Le rejet du projet d'oléoduc Keystone XL représenterait un véritable cadeau pour le président russe Vladimir Poutine, et un coup dur aux efforts des États-Unis en vue d'une plus grande indépendance énergétique.

C'est ce qu'a déclaré un ancien conseiller à la sécurité nationale du président américain Barack Obama, jeudi.

Témoignant devant un comité du Sénat américain chargé de déterminer si le projet est dans l'intérêt des États-Unis, James Jones a affirmé que la rareté de l'énergie était une arme géopolitique puissante, évoquant diverses périodes en Iran et au Venezuela, l'invasion par Saddam Hussein du Koweït, et les menaces par Oussama ben Laden d'attaques contre des infrastructures énergétiques.

M. Jones a fait valoir que le plus récent exemple était la Russie, où la crainte d'une augmentation du prix du gaz, voire d'une pénurie, a un effet non seulement sur la gouvernance de l'Ukraine, mais aussi sur les tentatives de l'Europe d'imposer des sanctions économiques.

L'ancien conseiller à la sécurité nationale a rappelé que les États-Unis avaient perdu des vies et d'immenses sommes d'argent pour assurer leur approvisionnement en pétrole, mais que tout cela pouvait changer grâce à une hausse historique de la production en Amérique du Nord.

«Nous ne pouvons saisir cette occasion incroyable si nous continuons de dire non aux conditions d'infrastructures nécessaires pour développer et utiliser ces ressources», a dit M. Jones, un Marine à la retraite qui a été membre de l'administration Obama durant les 20 premiers mois de sa présidence.
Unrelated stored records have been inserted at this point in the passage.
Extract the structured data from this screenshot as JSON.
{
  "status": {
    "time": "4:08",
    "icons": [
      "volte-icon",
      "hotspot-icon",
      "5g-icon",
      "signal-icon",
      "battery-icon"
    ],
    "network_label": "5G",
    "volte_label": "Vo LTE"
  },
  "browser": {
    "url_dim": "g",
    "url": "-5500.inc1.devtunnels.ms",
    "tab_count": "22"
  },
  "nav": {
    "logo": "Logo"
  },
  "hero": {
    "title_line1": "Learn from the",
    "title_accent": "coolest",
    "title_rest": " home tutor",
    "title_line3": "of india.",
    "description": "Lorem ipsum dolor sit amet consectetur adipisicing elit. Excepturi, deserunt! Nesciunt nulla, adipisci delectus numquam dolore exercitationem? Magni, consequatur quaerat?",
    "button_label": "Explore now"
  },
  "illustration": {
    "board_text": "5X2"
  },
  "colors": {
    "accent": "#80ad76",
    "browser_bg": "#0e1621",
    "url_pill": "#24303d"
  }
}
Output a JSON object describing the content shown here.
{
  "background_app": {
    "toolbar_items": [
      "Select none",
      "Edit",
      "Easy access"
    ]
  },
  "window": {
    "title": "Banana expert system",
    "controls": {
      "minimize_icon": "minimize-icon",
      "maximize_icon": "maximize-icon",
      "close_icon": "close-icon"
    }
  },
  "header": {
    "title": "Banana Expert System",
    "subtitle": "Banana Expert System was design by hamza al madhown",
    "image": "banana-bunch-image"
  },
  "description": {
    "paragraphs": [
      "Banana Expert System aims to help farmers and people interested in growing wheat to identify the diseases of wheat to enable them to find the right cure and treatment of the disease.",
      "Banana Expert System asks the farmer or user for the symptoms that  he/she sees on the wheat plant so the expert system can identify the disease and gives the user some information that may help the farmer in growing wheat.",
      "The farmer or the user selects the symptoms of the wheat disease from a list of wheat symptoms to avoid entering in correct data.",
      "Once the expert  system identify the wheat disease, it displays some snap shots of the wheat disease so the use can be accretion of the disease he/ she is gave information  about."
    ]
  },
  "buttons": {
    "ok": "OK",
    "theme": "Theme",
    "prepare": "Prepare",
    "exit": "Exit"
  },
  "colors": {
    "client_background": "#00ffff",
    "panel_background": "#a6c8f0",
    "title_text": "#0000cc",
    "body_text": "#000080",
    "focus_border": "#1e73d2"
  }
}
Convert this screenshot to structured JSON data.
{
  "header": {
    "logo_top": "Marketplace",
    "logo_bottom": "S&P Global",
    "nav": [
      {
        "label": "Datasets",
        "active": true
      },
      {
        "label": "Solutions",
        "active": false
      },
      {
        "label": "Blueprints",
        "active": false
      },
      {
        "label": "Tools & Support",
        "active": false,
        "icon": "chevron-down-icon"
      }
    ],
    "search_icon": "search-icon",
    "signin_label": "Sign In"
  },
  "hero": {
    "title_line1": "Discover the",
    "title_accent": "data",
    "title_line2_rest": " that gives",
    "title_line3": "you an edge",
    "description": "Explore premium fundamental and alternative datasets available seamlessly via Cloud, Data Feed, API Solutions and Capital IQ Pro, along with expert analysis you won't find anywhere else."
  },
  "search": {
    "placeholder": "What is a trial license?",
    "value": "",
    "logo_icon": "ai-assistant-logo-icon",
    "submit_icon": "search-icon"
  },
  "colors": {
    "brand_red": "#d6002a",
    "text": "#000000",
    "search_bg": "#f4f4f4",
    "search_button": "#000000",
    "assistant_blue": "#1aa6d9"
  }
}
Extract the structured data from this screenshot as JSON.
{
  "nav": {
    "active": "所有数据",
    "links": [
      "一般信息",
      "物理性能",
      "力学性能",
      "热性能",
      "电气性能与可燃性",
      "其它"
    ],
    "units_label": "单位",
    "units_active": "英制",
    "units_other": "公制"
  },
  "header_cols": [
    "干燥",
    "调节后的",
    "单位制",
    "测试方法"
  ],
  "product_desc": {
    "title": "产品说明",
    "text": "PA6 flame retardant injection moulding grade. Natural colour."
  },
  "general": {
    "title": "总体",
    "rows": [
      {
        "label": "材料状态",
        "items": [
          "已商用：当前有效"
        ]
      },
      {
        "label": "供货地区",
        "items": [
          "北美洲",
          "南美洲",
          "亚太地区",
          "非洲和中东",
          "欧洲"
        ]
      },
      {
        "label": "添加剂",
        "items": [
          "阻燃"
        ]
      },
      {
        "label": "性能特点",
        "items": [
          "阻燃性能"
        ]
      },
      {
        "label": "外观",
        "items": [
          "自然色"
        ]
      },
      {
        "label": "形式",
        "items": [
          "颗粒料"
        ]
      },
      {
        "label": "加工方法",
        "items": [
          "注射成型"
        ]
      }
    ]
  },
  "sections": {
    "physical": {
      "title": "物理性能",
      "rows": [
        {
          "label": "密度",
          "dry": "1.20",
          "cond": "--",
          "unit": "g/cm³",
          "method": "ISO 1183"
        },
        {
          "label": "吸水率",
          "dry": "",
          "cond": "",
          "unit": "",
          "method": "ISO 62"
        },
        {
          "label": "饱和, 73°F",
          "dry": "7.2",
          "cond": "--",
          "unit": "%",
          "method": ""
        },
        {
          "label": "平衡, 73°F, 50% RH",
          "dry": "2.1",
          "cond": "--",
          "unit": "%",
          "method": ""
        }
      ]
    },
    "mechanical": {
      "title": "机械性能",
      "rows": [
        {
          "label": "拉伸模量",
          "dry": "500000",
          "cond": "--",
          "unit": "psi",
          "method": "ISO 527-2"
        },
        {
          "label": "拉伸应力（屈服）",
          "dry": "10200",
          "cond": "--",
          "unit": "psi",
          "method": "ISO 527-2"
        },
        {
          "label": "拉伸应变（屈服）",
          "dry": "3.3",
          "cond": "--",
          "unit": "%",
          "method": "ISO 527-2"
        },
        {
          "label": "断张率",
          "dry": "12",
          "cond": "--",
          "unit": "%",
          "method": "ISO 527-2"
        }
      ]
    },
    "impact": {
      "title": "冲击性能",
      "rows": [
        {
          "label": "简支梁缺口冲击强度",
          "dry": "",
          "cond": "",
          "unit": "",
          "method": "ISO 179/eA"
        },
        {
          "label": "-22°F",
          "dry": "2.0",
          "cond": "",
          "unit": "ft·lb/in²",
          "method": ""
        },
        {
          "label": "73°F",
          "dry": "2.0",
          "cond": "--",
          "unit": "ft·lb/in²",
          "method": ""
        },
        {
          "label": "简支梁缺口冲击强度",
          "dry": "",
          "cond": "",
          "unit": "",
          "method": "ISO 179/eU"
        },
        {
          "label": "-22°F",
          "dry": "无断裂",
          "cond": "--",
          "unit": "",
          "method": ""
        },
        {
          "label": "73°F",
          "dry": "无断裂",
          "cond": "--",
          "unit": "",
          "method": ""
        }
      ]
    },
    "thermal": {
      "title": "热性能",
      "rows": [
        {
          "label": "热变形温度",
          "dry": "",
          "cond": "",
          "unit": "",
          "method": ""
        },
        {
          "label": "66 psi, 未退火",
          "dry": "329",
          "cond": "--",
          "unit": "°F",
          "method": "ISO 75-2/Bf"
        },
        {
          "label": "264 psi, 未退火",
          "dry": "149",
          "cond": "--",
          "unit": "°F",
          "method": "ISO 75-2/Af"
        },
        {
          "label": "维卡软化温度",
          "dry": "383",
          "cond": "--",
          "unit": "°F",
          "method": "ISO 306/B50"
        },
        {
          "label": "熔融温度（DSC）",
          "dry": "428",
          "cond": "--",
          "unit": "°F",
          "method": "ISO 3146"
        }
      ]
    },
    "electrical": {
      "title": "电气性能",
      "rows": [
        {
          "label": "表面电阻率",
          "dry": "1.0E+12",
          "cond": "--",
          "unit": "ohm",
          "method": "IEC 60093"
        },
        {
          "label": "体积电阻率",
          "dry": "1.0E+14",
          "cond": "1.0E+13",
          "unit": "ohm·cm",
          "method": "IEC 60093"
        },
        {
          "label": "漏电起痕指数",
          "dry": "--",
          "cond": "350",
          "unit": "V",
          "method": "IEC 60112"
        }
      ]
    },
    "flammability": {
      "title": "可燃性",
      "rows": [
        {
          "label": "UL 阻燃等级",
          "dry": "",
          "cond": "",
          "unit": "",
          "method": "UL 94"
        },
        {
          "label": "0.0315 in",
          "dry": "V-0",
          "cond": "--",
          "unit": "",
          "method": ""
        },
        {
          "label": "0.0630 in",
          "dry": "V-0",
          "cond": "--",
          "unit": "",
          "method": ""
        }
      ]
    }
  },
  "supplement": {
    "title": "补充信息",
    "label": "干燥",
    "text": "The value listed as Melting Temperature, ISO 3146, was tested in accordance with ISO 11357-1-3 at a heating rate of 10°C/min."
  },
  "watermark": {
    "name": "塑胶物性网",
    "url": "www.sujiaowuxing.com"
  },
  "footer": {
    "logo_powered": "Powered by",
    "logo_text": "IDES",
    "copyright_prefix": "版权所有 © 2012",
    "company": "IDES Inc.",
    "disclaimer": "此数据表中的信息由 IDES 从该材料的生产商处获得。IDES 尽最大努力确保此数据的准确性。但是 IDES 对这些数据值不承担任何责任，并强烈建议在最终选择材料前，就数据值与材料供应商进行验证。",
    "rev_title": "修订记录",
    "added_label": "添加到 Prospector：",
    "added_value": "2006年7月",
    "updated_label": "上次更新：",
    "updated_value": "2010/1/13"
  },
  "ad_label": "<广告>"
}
«Pourquoi les États-Unis dépenseraient-ils des milliards de dollars et mettraient-ils notre personnel militaire à risque pour assurer un approvisionnement en énergie à l'autre bout du monde, tout en négligeant une occasion de permettre l'approvisionnement en énergie dans notre propre cour arrière en créant des emplois, des recettes fiscales et une plus grande sécurité?»

Les États-Unis n'arrêteront pas d'importer du pétrole à court terme. Ce sont plutôt ses fournisseurs qui pourraient changer de façon significative.

Les projections de l'Agence américaine d'information sur l'énergie (EIA) suggèrent que les États-Unis continueront d'importer des quantités similaires de pétrole brut au cours des prochaines décennies, avec quelques fluctuations à la hausse et à la baisse par rapport au niveau de 7,48 millions de barils par jour en 2013.

Mais grâce à une augmentation de la production au Canada et dans le nord-ouest des États-Unis, les routes d'approvisionnement semblent être en voie de changer. L'EIA prévoit une baisse significative des importations provenant de presque toutes les régions du monde, avec une exception majeure, le Canada, qui devrait augmenter de moitié ses exportations aux États-Unis d'ici 2040.

M. Jones a prévenu que les alliés des États-Unis observaient attentivement le débat sur l'oléoduc Keystone, tout comme les «mauvais élèves» de la scène internationale, qui espèrent voir les Américains rejeter l'occasion d'une plus grande indépendance énergétique.

«Si nous voulons faire le bonheur de M. Poutine et renforcer son jeu, nous devrions rejeter Keystone», a-t-il dit.

L'audience s'est déroulée alors que l'administration Obama étudie actuellement le projet de TransCanada [[|ticker sym='T.TRP'|]] , qui vise à acheminer le pétrole des sables bitumineux de l'Alberta vers les raffineries du Texas. Une décision est attendue d'ici quelques mois. L'administration a refusé d'envoyer un représentant à l'audience, suscitant les critiques des républicains.

Un nouveau sondage montre que même si une majorité d'Américains appuie le projet d'oléoduc, leur proportion a considérablement diminué au fil du débat sur le dossier.